There are a couple of jokes that hit their mark, though. So it’s not a complete waste. Heck, it may be worth a view for Spacey’s over-the-top British smarm and weird protrusion on his cheek a quick Google search posits was a cyst he later had drained alone. Sadly there’s very little of worth beyond the occasional chuckle and viewing it may in fact diminish the adoration you have for Wilder and Pryor. I really hoped this would at least be a decent introduction to their cinematic partnership to lead me towards digging up the rest, yet here I am shaking my head at how juvenile the comedy was and how amateurish their performances.

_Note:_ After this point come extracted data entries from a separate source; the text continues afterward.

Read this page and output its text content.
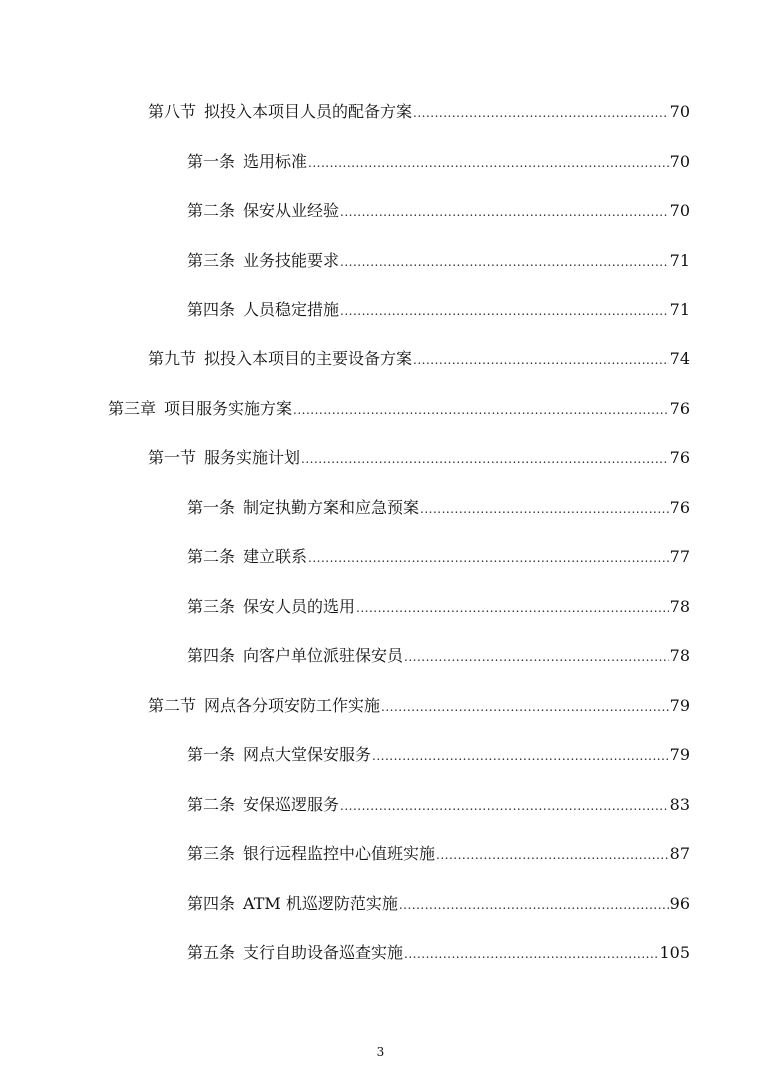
第八节 拟投入本项目人员的配备方案 .....	70
第一条 选用标准 .....	70
第二条 保安从业经验 .....	70
第三条 业务技能要求 .....	71
第四条 人员稳定措施 .....	71
第九节 拟投入本项目的主要设备方案 .....	74
第三章 项目服务实施方案 .....	76
第一节 服务实施计划 .....	76
第一条 制定执勤方案和应急预案 .....	76
第二条 建立联系 .....	77
第三条 保安人员的选用 .....	78
第四条 向客户单位派驻保安员 .....	78
第二节 网点各分项安防工作实施 .....	79
第一条 网点大堂保安服务 .....	79
第二条 安保巡逻服务 .....	83
第三条 银行远程监控中心值班实施 .....	87
第四条 ATM 机巡逻防范实施 .....	96
第五条 支行自助设备巡查实施 .....	105
3
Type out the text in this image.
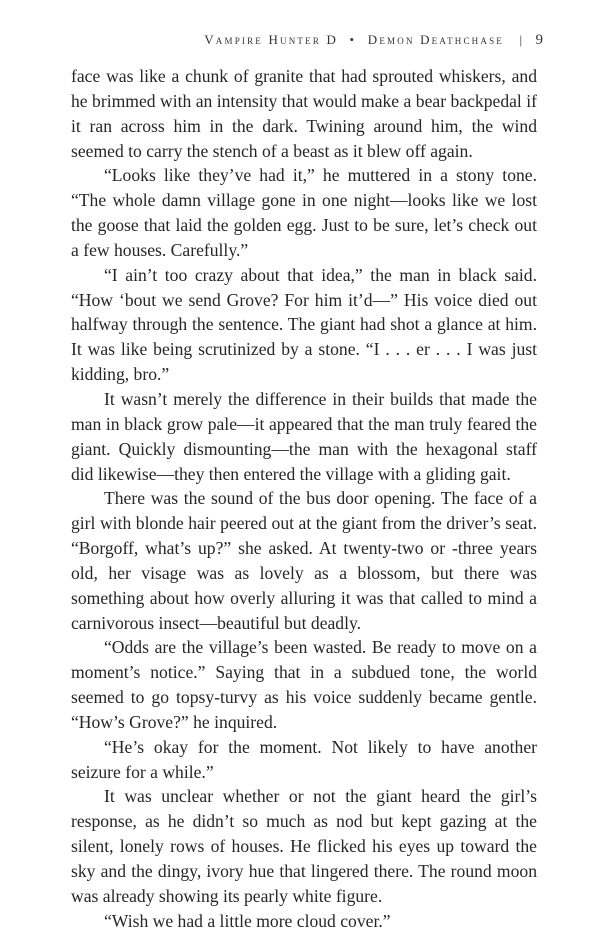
Vampire Hunter D • Demon Deathchase | 9

face was like a chunk of granite that had sprouted whiskers, and he brimmed with an intensity that would make a bear backpedal if it ran across him in the dark. Twining around him, the wind seemed to carry the stench of a beast as it blew off again.

“Looks like they’ve had it,” he muttered in a stony tone. “The whole damn village gone in one night—looks like we lost the goose that laid the golden egg. Just to be sure, let’s check out a few houses. Carefully.”

“I ain’t too crazy about that idea,” the man in black said. “How ‘bout we send Grove? For him it’d—” His voice died out halfway through the sentence. The giant had shot a glance at him. It was like being scrutinized by a stone. “I . . . er . . . I was just kidding, bro.”

It wasn’t merely the difference in their builds that made the man in black grow pale—it appeared that the man truly feared the giant. Quickly dismounting—the man with the hexagonal staff did likewise—they then entered the village with a gliding gait.

There was the sound of the bus door opening. The face of a girl with blonde hair peered out at the giant from the driver’s seat. “Borgoff, what’s up?” she asked. At twenty-two or -three years old, her visage was as lovely as a blossom, but there was something about how overly alluring it was that called to mind a carnivorous insect—beautiful but deadly.

“Odds are the village’s been wasted. Be ready to move on a moment’s notice.” Saying that in a subdued tone, the world seemed to go topsy-turvy as his voice suddenly became gentle. “How’s Grove?” he inquired.

“He’s okay for the moment. Not likely to have another seizure for a while.”

It was unclear whether or not the giant heard the girl’s response, as he didn’t so much as nod but kept gazing at the silent, lonely rows of houses. He flicked his eyes up toward the sky and the dingy, ivory hue that lingered there. The round moon was already showing its pearly white figure.

“Wish we had a little more cloud cover.”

Both seem lost in a Stepford-esque haze of optimism, wide-eyed and innocent even when engaged in fisticuffs with a brutish bar patron.
Wilder wakes up halfway through to share his trademarked crazily manic delivery, but one can’t watch Pryor’s drunken performance without acknowledging his multiple sclerosis had already begun to dismantle motor functioning. These two comedians are better than this sloppily written escapade forcing them to trivialize sensory impairment. A couple attempts are made to delve deeper into the psychology of their ailments but nothing sticks emotively. Rather than sympathize with their plight after discovering neither was born handicapped, we simply use that knowledge to allow for a blind man to punch effectively because he knows the positions on a clock face we originally believed he’d never had the opportunity to see. There just isn’t enough onscreen for you to care about Dave and Wally’s wellbeing or nearly the amount of laughs to be worth your time.